24Les soldats se dirent entre eux : « Ne la déchirons pas, tirons plutôt au sort à qui elle ira », en sorte que soit accomplie l’Ecriture : Ils se sont partagé mes vêtements, et ma tunique, ils l’ont tirée au sort. Voilà donc ce que firent les soldats.

25Près de la croix de Jésus se tenaient debout sa mère, la sœur de sa mère, Marie, femme de Clopas et Marie de Magdala. 

26Voyant ainsi sa mère et près d’elle le disciple qu’il aimait, Jésus dit à sa mère : « Femme, voici ton fils. » 

27Il dit ensuite au disciple : « Voici ta mère. » Et depuis cette heure-là, le disciple la prit chez lui.
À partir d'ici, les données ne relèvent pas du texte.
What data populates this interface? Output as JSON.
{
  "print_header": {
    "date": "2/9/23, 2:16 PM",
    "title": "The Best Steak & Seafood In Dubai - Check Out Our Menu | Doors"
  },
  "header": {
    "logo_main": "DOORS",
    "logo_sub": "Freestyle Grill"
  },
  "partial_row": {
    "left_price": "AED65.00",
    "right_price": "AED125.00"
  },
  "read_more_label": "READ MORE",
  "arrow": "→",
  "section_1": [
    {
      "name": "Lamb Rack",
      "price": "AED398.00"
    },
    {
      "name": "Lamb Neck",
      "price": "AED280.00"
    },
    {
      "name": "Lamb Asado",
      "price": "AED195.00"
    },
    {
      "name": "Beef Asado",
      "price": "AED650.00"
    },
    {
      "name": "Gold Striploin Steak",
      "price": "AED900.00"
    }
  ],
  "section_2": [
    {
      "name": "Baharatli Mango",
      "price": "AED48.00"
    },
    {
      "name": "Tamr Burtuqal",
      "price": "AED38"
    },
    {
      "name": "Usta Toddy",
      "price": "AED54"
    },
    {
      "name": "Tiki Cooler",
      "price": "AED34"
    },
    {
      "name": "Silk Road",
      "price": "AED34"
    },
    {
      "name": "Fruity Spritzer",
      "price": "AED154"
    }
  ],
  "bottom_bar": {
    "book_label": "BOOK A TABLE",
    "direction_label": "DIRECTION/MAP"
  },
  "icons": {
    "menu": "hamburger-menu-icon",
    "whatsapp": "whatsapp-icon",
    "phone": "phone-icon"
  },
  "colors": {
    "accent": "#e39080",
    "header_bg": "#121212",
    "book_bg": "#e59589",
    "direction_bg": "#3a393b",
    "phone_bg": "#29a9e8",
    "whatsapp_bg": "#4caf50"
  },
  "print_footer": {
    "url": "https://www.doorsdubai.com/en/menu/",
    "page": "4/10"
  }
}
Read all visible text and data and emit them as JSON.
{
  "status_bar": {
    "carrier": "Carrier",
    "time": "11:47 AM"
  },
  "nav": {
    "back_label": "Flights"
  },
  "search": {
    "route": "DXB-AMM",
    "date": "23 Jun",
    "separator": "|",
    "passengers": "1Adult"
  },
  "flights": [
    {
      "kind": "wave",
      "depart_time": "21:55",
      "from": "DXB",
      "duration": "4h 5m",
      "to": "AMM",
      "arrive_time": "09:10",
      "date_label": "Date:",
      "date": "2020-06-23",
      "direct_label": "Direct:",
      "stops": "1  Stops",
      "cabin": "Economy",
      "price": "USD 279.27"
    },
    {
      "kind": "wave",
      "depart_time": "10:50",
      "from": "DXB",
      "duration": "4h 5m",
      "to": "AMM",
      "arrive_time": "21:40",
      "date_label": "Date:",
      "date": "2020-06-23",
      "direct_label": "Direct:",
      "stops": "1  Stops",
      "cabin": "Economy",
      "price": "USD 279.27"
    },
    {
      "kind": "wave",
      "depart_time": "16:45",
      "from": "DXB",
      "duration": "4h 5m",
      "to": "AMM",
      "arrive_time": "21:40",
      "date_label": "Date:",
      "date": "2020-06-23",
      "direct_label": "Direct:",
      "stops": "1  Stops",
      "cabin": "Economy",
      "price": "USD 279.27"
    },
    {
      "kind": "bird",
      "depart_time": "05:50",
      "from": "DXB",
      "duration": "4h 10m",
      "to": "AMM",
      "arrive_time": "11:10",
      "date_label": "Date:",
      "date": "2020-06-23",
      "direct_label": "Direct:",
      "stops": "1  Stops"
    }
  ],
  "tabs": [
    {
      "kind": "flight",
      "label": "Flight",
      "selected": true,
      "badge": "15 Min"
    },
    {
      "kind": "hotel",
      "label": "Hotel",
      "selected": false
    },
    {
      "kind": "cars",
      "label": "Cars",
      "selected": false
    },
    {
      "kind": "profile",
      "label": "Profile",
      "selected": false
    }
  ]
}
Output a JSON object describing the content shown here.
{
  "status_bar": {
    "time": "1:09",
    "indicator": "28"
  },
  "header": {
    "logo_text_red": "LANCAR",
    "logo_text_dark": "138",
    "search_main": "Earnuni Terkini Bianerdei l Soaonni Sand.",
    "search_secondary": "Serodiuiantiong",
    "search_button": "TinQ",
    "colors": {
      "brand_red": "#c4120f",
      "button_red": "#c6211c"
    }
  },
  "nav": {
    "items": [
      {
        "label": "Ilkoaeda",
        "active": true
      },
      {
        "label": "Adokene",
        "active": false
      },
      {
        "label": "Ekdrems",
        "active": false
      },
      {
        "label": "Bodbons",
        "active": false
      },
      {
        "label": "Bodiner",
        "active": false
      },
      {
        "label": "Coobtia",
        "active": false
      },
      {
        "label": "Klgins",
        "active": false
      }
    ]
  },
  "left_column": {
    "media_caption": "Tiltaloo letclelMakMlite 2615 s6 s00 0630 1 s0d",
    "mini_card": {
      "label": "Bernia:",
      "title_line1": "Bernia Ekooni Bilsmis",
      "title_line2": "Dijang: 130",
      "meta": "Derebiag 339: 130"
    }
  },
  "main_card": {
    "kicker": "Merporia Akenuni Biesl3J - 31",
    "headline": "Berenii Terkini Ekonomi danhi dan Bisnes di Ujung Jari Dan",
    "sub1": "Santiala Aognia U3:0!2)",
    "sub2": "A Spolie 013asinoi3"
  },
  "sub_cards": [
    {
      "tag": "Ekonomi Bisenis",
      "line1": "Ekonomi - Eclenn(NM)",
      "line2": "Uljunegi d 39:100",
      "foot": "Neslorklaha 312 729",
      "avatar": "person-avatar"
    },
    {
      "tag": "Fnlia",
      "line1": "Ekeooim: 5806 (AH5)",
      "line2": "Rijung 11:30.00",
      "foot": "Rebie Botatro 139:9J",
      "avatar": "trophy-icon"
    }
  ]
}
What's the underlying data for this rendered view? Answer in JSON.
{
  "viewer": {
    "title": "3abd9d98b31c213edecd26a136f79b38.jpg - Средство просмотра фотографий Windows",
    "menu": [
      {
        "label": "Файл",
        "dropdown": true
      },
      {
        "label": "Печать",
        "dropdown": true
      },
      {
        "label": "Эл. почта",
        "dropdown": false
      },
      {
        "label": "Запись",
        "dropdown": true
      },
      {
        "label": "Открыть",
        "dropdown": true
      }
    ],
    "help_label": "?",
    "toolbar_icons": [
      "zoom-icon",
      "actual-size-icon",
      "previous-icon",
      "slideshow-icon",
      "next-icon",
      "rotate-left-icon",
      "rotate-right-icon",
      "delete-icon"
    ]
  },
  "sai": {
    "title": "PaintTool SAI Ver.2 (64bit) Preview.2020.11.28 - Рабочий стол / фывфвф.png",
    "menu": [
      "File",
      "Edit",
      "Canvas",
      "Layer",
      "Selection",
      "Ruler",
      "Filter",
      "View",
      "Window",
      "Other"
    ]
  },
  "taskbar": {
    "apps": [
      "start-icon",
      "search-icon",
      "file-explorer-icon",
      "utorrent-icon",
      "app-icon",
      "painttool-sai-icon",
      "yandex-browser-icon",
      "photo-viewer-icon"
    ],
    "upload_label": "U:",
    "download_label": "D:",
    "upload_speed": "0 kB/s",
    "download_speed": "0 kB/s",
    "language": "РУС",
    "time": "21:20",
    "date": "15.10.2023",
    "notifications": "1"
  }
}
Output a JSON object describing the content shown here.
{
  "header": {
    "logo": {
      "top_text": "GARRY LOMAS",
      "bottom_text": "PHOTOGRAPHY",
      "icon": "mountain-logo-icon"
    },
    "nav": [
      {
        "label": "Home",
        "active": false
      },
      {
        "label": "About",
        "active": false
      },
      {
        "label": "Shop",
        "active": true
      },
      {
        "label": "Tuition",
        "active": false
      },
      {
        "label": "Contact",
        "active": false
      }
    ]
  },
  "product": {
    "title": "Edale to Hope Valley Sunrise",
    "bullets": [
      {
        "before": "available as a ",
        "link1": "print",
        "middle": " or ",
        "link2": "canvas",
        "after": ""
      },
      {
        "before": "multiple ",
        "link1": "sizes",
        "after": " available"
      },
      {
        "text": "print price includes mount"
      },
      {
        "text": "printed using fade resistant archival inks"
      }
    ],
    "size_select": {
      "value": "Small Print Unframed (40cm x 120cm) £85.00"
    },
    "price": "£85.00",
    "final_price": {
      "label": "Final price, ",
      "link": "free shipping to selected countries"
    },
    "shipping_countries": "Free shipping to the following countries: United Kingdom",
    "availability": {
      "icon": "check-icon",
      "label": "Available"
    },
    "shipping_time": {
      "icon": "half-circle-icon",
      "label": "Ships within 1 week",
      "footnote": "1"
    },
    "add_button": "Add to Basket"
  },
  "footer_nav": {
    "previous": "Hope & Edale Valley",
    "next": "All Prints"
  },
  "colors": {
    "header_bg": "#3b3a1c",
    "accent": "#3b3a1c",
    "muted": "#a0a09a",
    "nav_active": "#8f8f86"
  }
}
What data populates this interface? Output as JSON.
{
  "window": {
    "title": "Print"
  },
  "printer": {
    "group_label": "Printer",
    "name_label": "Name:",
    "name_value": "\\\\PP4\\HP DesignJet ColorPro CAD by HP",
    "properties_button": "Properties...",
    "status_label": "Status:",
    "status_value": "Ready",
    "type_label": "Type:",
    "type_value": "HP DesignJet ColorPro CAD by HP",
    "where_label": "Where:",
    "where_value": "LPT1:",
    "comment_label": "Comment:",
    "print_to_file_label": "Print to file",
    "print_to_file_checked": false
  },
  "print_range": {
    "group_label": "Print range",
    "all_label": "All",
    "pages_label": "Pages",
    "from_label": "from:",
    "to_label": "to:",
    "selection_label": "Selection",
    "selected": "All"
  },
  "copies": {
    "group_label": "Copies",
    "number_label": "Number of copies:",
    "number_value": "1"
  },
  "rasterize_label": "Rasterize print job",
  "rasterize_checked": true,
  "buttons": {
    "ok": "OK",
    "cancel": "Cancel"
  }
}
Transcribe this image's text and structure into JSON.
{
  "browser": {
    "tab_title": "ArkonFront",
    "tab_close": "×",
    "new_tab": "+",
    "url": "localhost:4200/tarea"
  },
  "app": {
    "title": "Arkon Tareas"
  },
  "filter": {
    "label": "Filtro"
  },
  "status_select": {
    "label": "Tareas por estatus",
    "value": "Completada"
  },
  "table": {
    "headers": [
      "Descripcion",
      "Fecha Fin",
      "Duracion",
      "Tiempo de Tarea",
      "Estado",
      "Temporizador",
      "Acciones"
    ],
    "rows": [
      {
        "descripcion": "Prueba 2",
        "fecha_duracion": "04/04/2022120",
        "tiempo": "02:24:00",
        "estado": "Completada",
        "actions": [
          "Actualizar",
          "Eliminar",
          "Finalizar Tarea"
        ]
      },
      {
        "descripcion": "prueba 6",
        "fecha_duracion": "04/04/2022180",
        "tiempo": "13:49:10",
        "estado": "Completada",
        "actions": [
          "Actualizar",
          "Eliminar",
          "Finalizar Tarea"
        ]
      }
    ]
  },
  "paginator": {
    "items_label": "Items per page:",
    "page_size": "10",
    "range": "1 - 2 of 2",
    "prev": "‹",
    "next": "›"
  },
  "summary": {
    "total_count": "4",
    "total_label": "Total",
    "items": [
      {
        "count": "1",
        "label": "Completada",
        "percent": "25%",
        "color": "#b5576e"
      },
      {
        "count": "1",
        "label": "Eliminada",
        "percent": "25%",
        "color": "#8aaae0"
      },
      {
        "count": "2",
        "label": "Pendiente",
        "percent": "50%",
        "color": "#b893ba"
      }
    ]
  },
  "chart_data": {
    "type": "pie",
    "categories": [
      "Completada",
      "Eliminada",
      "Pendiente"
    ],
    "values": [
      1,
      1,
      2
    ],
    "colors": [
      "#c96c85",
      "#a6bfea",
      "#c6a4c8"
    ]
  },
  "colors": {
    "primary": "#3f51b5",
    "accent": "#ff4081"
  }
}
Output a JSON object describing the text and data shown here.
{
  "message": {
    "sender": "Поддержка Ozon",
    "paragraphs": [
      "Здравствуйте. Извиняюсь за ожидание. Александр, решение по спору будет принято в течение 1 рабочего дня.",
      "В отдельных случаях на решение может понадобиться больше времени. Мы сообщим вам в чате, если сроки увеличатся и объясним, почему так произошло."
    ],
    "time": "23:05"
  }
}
28Après quoi, sachant que dès lors tout était achevé, pour que l’Ecriture soit accomplie jusqu’au bout, Jésus dit : « J’ai soif » ; 

29il y avait là une cruche remplie de vinaigre, on fixa une éponge imbibée de ce vinaigre au bout d’une branche d’hysope et on l’approcha de sa bouche. 

30Dès qu’il eut pris le vinaigre, Jésus dit : « Tout est achevé » et, inclinant la tête, il remit l’esprit.


Jn 4.7-15


7Arrive une femme de Samarie pour puiser de l’eau. Jésus lui dit : « Donne-moi à boire. » 

8Ses disciples, en effet, étaient allés à la ville pour acheter de quoi manger. 

9Mais cette femme, cette Samaritaine, lui dit : « Comment ? Toi qui es Juif, tu me demandes à boire, à moi, une femme, une Samaritaine ? » Les Juifs, en effet, ne veulent rien avoir de commun avec les Samaritains. 

10Jésus lui répondit : « Si tu connaissais le don de Dieu et qui est celui qui te dit : “Donne-moi à boire”, c’est toi qui aurais demandé et il t’aurait donné de l’eau vive. » 

11La femme lui dit : « Seigneur, tu n’as pas même un seau et le puits est profond ; d’où la tiens-tu donc, cette eau vive ? 

12Serais-tu plus grand, toi, que notre père Jacob qui nous a donné le puits et qui, lui-même, y a bu ainsi que ses fils et ses bêtes ? » 

13Jésus lui répondit : « Quiconque boit de cette eau-ci aura encore soif ; 

14mais celui qui boira de l’eau que je lui donnerai n’aura plus jamais soif ; au contraire, l’eau que je lui donnerai deviendra en lui une source jaillissant en vie éternelle. » 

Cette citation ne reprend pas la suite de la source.